Tassello mancante e dubbi

Il giorno in cui ho scoperto che le mie preghiere erano state ascoltate ho mandato la notizia a tutti i miei conoscenti, corredandola di un messaggio eccessivamente enfatico, di quelli che leggi sui muri di certe case vacanze: “abbi il coraggio di credere nei tuoi sogni”. Contestualmente, dopo più di un decennio che vivo qui, ho anche portato a termine la pratica per prendere la residenza a Milano.

La città è finalmente completa, ha tutto ciò che ho sempre desiderato (meno un mercato immobiliare accessibile, ma in fondo sono una ragazza semplice e mi accontento di un buon panino, o forse ho solo le vene tappate dalla maionese). Pepèn era il tassello mancante perché potessi infine chiamarla casa.

Poi a stretto giro è subentrata l’inevitabile paranoia: e se non fosse buono come l’originale?

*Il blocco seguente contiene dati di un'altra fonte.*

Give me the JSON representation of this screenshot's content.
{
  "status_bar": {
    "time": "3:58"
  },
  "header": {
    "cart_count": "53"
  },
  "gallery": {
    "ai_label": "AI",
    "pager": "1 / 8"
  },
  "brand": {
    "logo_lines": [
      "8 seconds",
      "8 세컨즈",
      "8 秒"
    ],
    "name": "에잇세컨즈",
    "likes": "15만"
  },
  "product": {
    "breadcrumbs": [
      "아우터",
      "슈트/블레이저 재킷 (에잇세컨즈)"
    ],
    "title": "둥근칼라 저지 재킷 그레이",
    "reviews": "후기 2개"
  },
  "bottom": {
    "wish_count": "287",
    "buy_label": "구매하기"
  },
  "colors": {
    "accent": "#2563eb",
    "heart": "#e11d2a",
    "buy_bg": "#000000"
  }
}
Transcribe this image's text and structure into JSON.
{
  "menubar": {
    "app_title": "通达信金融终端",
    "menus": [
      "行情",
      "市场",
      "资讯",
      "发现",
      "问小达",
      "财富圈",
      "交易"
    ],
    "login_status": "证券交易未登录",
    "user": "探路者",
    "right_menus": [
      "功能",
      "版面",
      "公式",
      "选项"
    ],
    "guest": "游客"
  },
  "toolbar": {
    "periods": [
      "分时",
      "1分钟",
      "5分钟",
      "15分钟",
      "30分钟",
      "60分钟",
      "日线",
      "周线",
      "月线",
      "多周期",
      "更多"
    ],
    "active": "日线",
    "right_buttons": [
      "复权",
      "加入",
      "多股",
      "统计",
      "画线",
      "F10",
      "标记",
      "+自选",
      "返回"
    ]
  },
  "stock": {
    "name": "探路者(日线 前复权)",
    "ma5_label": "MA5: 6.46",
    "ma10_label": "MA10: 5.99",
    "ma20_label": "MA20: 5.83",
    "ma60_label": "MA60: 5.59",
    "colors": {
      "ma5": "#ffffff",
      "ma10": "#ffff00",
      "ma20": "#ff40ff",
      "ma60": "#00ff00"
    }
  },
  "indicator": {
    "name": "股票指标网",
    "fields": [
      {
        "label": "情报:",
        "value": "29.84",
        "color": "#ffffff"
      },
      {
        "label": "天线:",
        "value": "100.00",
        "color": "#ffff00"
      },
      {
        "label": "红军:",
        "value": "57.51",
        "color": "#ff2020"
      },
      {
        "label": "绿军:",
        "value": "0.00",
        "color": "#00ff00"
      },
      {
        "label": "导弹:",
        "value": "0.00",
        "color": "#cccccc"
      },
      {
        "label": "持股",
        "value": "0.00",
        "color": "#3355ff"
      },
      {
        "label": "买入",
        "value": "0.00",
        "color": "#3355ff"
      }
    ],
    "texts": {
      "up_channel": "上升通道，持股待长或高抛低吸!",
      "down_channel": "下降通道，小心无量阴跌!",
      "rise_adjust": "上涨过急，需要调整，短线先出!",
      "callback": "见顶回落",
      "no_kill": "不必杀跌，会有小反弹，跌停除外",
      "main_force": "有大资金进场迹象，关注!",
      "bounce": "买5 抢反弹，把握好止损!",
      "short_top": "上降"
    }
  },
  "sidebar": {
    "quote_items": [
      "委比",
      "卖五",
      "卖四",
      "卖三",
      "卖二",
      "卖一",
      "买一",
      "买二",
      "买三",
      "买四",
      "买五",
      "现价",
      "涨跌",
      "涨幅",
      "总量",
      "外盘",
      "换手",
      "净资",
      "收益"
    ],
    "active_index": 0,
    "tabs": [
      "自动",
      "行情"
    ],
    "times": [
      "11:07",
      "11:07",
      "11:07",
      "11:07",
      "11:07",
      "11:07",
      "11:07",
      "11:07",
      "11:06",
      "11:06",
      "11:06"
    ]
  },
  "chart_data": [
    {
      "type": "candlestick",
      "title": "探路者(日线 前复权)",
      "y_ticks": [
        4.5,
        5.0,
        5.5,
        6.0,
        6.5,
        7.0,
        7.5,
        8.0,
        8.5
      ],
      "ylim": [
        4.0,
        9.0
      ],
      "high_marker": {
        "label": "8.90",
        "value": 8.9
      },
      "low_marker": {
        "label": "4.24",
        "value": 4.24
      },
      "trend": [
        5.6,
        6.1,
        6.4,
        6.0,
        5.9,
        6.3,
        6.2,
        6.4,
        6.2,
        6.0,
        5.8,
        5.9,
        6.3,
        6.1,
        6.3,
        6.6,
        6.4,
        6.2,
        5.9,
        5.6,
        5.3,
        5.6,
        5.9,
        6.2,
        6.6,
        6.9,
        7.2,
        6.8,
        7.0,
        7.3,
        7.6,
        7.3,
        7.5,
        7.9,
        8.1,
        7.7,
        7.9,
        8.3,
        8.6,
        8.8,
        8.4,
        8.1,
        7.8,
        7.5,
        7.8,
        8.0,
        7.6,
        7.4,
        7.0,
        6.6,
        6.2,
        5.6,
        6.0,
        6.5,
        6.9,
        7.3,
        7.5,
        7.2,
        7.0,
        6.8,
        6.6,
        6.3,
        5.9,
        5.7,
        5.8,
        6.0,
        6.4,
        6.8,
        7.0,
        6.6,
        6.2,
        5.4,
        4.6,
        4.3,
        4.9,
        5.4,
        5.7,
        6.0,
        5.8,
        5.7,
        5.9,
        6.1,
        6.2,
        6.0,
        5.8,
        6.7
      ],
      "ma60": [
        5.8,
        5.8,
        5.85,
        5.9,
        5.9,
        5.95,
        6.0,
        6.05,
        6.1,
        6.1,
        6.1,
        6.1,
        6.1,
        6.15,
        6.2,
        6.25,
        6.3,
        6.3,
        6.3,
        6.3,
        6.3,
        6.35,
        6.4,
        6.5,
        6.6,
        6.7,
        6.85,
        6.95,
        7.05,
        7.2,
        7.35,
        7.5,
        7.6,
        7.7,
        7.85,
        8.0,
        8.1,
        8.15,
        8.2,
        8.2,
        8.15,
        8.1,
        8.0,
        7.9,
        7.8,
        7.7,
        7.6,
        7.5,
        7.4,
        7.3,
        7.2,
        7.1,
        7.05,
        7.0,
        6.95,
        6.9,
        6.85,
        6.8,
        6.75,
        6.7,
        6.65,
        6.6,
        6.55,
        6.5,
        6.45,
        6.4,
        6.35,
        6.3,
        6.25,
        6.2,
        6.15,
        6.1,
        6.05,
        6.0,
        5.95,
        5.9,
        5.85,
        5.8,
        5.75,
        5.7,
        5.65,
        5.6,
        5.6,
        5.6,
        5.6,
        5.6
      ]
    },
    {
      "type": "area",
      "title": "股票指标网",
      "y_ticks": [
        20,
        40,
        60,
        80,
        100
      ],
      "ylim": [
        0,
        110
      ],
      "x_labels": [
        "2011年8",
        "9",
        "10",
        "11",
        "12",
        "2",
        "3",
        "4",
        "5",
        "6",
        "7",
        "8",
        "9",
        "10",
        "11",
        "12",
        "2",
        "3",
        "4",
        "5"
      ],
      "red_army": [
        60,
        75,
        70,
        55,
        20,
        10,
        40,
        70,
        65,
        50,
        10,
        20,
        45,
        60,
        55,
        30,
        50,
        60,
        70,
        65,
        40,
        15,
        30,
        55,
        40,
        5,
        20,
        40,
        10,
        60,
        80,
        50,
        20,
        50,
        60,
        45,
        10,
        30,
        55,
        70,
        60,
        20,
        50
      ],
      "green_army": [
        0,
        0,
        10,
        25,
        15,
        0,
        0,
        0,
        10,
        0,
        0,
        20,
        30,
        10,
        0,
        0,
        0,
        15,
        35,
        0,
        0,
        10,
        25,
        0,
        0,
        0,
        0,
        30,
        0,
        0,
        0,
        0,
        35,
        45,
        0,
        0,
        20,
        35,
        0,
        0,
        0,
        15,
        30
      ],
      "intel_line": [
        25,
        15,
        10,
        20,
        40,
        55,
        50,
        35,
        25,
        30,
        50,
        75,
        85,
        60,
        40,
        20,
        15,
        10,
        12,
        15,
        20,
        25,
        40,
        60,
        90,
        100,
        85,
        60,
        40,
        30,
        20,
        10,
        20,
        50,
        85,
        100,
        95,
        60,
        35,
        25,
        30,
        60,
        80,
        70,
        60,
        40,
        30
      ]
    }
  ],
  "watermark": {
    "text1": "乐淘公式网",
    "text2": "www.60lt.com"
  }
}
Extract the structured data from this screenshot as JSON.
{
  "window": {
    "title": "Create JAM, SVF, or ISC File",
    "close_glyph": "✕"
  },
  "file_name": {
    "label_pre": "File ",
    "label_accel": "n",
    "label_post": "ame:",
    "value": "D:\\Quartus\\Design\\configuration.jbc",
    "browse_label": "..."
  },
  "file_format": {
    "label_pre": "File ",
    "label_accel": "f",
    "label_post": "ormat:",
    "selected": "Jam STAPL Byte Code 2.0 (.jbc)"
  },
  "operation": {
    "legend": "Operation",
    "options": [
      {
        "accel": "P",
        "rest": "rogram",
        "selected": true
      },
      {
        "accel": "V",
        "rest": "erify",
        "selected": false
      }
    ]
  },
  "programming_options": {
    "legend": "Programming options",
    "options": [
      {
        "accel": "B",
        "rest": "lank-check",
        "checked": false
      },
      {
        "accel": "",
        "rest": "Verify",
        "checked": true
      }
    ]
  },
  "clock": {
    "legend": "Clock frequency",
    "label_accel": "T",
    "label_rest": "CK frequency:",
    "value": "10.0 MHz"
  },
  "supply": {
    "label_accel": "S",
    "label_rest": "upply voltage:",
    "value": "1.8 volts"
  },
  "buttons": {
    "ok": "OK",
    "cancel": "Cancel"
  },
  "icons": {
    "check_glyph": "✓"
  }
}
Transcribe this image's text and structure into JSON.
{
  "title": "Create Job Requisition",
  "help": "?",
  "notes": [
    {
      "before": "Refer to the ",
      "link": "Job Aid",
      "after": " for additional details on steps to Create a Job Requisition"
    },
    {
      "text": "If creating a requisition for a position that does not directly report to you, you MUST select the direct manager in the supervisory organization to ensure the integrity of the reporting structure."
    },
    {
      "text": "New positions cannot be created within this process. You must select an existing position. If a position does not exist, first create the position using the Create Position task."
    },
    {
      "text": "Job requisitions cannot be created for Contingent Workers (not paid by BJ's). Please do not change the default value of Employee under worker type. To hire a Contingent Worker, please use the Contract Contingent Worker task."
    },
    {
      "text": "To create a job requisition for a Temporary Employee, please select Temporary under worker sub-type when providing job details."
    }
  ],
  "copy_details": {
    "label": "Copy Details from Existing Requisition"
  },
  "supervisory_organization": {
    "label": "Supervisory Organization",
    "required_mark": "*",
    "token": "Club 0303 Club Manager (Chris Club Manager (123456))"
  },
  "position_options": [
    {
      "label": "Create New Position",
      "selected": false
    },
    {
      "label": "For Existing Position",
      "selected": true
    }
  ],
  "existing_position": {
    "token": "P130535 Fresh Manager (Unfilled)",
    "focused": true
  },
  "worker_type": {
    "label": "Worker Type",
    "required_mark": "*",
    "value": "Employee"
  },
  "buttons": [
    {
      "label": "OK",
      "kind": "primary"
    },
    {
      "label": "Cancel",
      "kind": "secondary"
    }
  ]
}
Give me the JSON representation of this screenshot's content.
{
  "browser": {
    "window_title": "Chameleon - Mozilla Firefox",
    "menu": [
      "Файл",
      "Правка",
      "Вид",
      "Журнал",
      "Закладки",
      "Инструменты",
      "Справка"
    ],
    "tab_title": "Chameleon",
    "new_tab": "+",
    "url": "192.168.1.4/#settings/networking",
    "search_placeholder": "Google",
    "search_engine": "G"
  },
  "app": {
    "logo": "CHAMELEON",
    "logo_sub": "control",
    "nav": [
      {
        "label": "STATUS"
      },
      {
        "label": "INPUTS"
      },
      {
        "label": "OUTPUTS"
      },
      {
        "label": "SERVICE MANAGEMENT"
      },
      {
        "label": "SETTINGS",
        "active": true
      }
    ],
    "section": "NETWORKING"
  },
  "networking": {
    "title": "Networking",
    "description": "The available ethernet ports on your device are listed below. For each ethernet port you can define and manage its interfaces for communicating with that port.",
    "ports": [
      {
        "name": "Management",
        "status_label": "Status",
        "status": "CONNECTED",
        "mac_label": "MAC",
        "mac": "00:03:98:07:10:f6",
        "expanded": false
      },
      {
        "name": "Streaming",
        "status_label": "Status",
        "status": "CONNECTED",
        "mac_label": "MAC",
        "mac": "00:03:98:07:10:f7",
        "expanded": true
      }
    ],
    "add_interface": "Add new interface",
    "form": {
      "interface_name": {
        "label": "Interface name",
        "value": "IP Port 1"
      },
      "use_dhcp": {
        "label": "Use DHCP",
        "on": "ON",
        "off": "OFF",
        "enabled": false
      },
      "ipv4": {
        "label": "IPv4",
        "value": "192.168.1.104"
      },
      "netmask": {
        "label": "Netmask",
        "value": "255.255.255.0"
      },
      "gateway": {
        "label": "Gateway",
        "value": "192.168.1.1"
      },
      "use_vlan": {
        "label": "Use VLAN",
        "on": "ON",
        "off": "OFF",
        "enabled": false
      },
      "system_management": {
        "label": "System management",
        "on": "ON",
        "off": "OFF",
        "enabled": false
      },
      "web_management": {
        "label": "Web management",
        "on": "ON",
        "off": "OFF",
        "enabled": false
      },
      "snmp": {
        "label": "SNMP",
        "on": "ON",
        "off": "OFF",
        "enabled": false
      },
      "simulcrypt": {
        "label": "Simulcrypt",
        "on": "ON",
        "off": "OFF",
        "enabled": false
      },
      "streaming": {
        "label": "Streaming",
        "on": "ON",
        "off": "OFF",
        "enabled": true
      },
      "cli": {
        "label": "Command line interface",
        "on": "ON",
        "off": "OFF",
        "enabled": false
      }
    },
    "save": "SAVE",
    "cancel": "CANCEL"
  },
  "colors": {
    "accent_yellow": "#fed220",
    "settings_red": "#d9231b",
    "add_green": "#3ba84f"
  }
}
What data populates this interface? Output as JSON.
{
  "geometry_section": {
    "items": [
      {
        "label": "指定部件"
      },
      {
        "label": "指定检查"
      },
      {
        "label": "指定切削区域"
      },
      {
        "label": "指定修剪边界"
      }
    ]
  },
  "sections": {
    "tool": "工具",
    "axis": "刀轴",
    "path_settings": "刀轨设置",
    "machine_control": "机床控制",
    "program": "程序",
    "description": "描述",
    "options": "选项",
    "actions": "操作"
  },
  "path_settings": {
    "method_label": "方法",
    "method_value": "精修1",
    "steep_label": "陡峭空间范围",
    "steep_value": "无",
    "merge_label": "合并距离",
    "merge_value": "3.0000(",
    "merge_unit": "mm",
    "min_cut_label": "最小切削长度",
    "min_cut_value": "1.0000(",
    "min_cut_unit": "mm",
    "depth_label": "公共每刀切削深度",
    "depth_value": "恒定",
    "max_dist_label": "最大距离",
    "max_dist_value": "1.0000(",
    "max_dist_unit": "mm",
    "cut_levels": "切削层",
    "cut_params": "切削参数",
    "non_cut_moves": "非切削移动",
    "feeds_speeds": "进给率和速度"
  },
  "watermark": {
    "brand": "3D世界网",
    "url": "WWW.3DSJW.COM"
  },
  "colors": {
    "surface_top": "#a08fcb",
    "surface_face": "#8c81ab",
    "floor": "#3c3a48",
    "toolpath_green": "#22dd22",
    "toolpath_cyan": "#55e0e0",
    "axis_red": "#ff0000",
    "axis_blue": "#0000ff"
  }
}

E se si sputtanano perché non riescono a star dietro a due locali contemporaneamente? Chi preparerà la maionese? La ricetta della carciofa è sufficientemente protetta, stampata su un foglio laminato e conservato in un caveau di massima sicurezza? Manderanno dei membri della famiglia a replicare la perfezione? E soprattutto: è possibile replicare la perfezione?

Già mi vedevo la versione milanese del menù, fighettizzata e privata di alcuni capisaldi ritenuti inaccettabili fuori da Parma. Ero certa che avrebbero fatto a meno del crudo di cavallo, una specialità della mia città che suona giustamente ripugnante per i forestieri, alla stregua tartare di cane.

Nell’attesa dell’apertura – che sapevamo solo sarebbe stata a Porta Venezia, a un certo punto dell’autunno – tra parmigiani ne parlavamo come se si trattasse dell’annessione di Fiume al Regno d’Italia, con la serietà morbosa che di solito si riserva a fatti ben più rilevanti.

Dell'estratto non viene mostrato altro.